CHICAGO -- Back home after a 10-day trip that took him halfway around the world, Barack Obama told a convention of minority journalists Sunday that his presidential campaign will focus on the economy "for the duration," but the presumptive Democrat nominee issued a spirited defense of his travels.

Obama said he was "puzzled" by suggestions that his trip through European and Middle Eastern capitals was presumptuous. "I basically met with the same folks John McCain met with after he won the nomination and nobody said that was audacious," Obama said. McCain traveled to Europe and the Middle East in March.

"Now I admit, we did it really well," grinned Obama, who won a near-endorsement from French President Nicolas Sarkozy in Paris and drew an audience of 200,000 in Berlin. "But that shouldn't be held against me. If I was bumbling and fumbling through this thing, I would have been criticized for that too."

Obama said he felt the trip was worthwhile to broaden his understanding of the international scene and build relationships with foreign leaders, though he acknowledged it might cost him temporarily in the polls at a time when voters are focused on domestic pocketbook issues such as the rising price of gasoline.

Those issues will be center stage Monday afternoon in Washington, when Obama emcees a panel of economic experts to discuss short-term and long-term solutions to the nation's economic problems.
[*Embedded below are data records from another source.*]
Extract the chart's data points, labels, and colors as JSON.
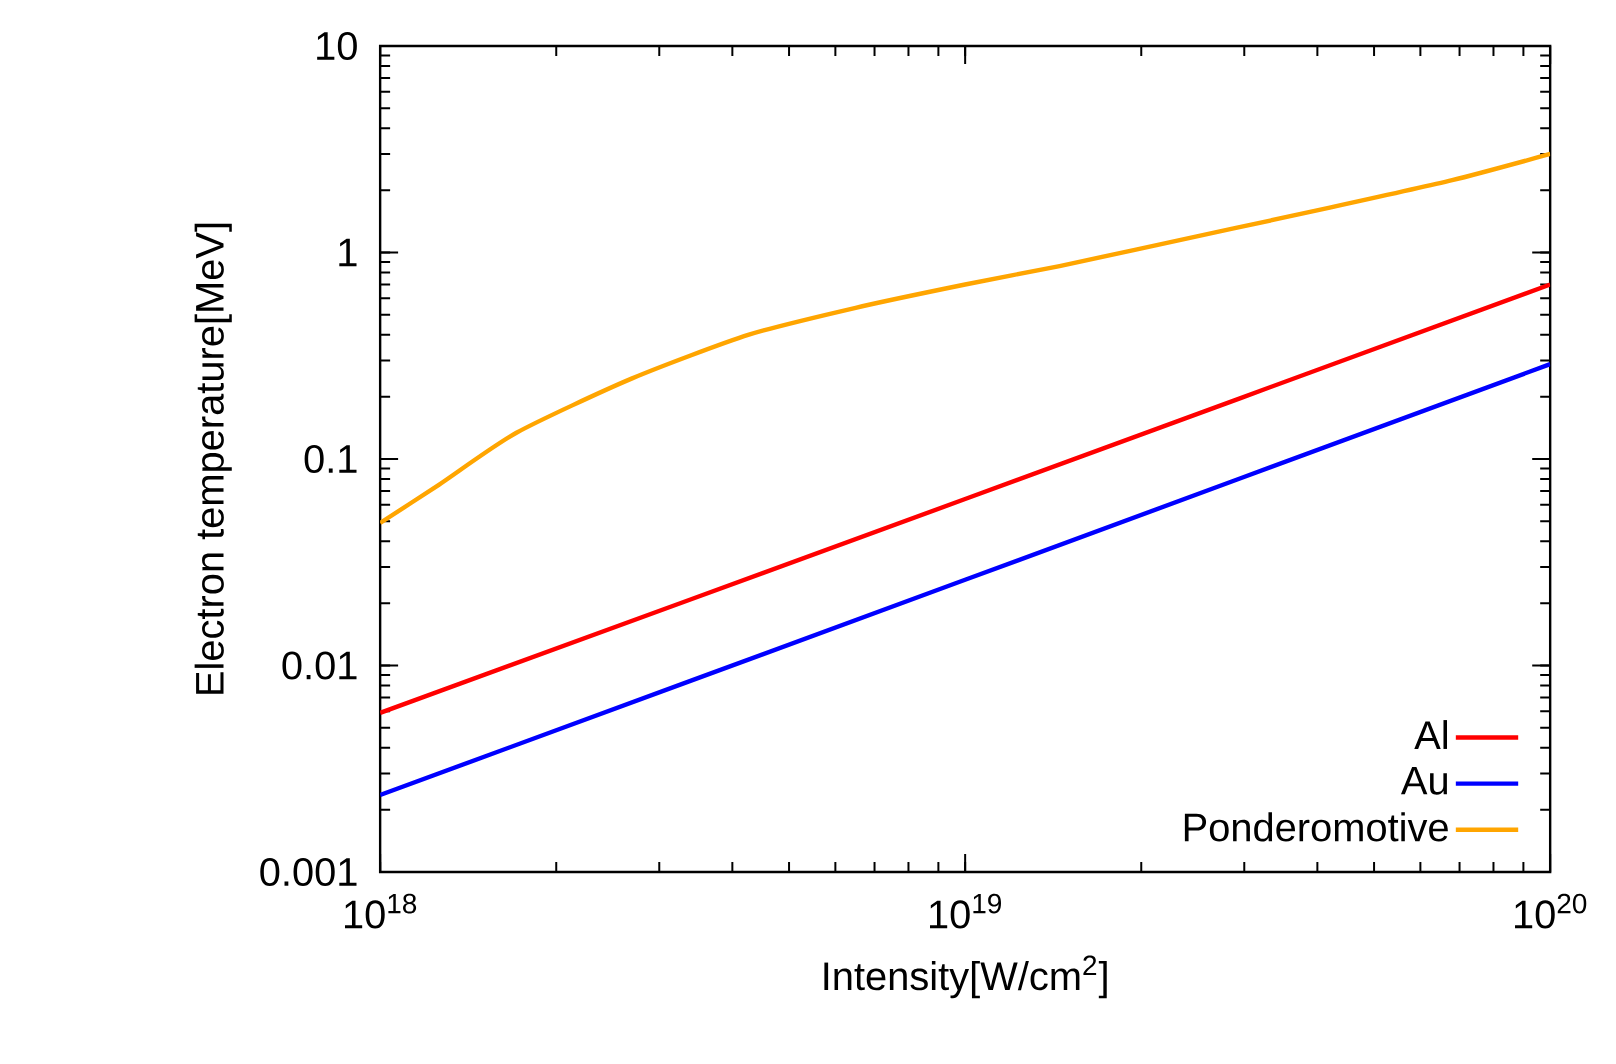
{
  "chart_data": {
    "type": "line",
    "xlabel": "Intensity[W/cm$^{2}$]",
    "ylabel": "Electron temperature[MeV]",
    "log": "xy",
    "xlim": [
      1e+18,
      1e+20
    ],
    "ylim": [
      0.001,
      10
    ],
    "xticks": [
      {
        "value": 1e+18,
        "label": "10$^{18}$"
      },
      {
        "value": 1e+19,
        "label": "10$^{19}$"
      },
      {
        "value": 1e+20,
        "label": "10$^{20}$"
      }
    ],
    "yticks": [
      0.001,
      0.01,
      0.1,
      1,
      10
    ],
    "legend": "bottom right",
    "series": [
      {
        "name": "Al",
        "color": "#ff0000",
        "x": [
          1e+18,
          1e+19,
          1e+20
        ],
        "values": [
          0.0059,
          0.064,
          0.7
        ]
      },
      {
        "name": "Au",
        "color": "#0000ff",
        "x": [
          1e+18,
          1e+19,
          1e+20
        ],
        "values": [
          0.00236,
          0.026,
          0.288
        ]
      },
      {
        "name": "Ponderomotive",
        "color": "#ffa500",
        "x": [
          1e+18,
          1.26e+18,
          1.71e+18,
          2.69e+18,
          4.27e+18,
          6.5e+18,
          1e+19,
          1.45e+19,
          1.95e+19,
          4.2e+19,
          6.8e+19,
          1e+20
        ],
        "values": [
          0.049,
          0.075,
          0.134,
          0.245,
          0.4,
          0.54,
          0.7,
          0.86,
          1.03,
          1.65,
          2.24,
          3.0
        ]
      }
    ]
  }
}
Panelists will include former Federal Reserve Chairman Paul Volcker, former Treasury Secretary Robert Rubin and billionaire investor Warren Buffett, Obama said.

In a Q-&-A with members of Unity, a convention for African-American, Asian-American, Hispanic and Native American journalists, Obama criticized his Republican opponent, John McCain, for announcing Sunday he'd back a ballot initiative in his home state to ban affirmative action after earlier opposing such an effort as divisive.

While Obama said programs designed to give a boost to minorities cannot be long-term solutions to racial discrimination, he expressed dismay at McCain's apparent change of heard. "I am disappointed that John McCain flipped," said Obama.